In this issue of Blood, Yao et al1 have elegantly proven that cyclin-dependent kinase-7 (CDK7) influences the oncogenic programming of multiple myeloma (MM) cells by modulation of MYC and E2F transcription factors. The authors show that CDK7 inhibition counteracts E2F activity, leading to a reduction of the CDKs-retinoblastoma (Rb) axis and inhibition of MYC-regulated metabolic signatures. Thus, CDK7 inhibition is an appealing therapeutic target for MM.

E2F deregulation is a hallmark of MM and is associated with aggressive forms of the disease.2 CDK7 inhibition activates Rb, thereby impacting E2F activity. However, cellular models of Rb inactivation, as well as genome-wide CRISPR knockout studies, suggest that CDK7 inhibition also works in the context of Rb loss and may effectively circumvent compensatory mechanisms by other cell cycle–associated kinases, as observed for the clinically available CDK4/6 inhibitors. Thus, CDK7 inhibition may have several therapeutic advantages. Therapeutic use of CDK inhibitors, including those targeting cyclin D partners CDK4/6, has been thwarted by the lack of single agent efficacy, suggesting that targeting of cell cycle regulation alone is insufficient to produce a durable response in MM.3 MM also relies on glycolysis for energy, and this increased dependence on glycolysis is due to MYC deregulation.4,5 This elicits a unique vulnerability separable from the lineage/enhancer axis targeted by immunomodulatory drugs and bromodomain and extra terminal protein inhibitors, which can be targeted by CDK7 inhibition. The current studies provide evidence for demonstrating how CDK7 controls MYC cellular levels in MM cells and that both translational and posttranslational regulatory mechanism may contribute to CDK7 regulation of MYC in MM cells.

Metabolic reprogramming is a hallmark of cancer.6 Tumor cells rely on aerobic glycolysis to supply energy by converting a majority of the glucose-derived pyruvate to lactate. Moreover, malignant cells engage glutamine anaplerosis to replace tricarboxylic acid cycle intermediates (eg, α-ketoglutarate), thus sustaining their metabolic status. Therefore, many human cancers use glucose and glutamine to rewire metabolism and to generate energy and sustain their growth. In contrast, normal cells have lower nutrient demands. Metabolic reprogramming represents a specific tumor cell vulnerability that could be therapeutically exploited.

In MM, metabolic signatures correlate with prognosis in MM.7 Lactate dehydrogenase (LDH) is one of the prognostic factors that predicts for adverse outcomes in MM patients.

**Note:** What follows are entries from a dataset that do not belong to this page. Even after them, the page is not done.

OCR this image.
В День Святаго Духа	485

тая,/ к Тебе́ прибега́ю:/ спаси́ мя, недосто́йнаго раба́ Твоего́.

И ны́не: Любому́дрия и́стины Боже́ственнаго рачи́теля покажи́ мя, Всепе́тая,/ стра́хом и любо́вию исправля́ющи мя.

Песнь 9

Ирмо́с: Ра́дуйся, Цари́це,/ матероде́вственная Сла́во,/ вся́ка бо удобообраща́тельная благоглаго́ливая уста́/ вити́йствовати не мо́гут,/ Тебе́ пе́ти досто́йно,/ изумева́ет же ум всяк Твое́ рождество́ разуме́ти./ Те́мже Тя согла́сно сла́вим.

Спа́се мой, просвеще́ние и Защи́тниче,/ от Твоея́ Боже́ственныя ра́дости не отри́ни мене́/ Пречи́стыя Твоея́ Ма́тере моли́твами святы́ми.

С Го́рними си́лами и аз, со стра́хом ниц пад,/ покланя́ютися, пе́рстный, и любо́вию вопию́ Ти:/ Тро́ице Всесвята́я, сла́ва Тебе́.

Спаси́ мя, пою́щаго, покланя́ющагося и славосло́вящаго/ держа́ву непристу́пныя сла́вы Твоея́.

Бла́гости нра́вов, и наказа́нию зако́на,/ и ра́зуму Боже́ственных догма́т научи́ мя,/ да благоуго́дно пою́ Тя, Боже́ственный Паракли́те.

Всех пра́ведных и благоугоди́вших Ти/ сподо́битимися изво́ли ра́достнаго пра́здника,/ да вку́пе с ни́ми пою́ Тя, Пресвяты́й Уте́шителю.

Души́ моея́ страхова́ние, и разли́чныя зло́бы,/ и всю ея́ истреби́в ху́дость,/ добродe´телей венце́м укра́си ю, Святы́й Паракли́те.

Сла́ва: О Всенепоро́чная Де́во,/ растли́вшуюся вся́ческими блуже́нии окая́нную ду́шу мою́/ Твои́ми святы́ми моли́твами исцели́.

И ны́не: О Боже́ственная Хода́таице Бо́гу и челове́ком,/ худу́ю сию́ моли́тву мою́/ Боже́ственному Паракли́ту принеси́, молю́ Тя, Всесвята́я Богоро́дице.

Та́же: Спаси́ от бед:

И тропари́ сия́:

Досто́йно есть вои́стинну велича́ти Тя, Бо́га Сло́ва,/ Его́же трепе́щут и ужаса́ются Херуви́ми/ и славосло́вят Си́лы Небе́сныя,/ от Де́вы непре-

Hexokinase II and LDH A are found in newly diagnosed myeloma patients, and their expression has greater upregulation in relapsed MM cases, highlighting that the elevated glucose metabolism plays a more important role in relapsed compared with newly diagnosed MM.

The current study builds on recent literature suggesting that cell cycle progression is closely coupled to the cellular metabolism in tumor cells, with cell cycle regulators controlling glucose consumption and glycolysis. Does CDK7 have more global effects on metabolism beyond glycolysis? This question will have to be explored with further investigation.

Overall, the studies by Yao et al provide clear evidence that CDK7 inhibition is a promising therapeutic strategy for both newly diagnosed and relapsed MM disease, which should spare normal cells. Additional studies are needed to understand the impact of CDK7 inhibition on the immune microenvironment and how such inhibition will impact and interact with current immunotherapies in MM.

Conflict-of-interest disclosure: A.M.R. receives research funding from AstraZeneca, European Hematology Association, Transcan2ERANET, and Italian Association for Cancer Research (Fondazione AIRC) and honoraria from Amgen, Celgene, Janssen, and Takeda. A.S. declares no competing financial interests.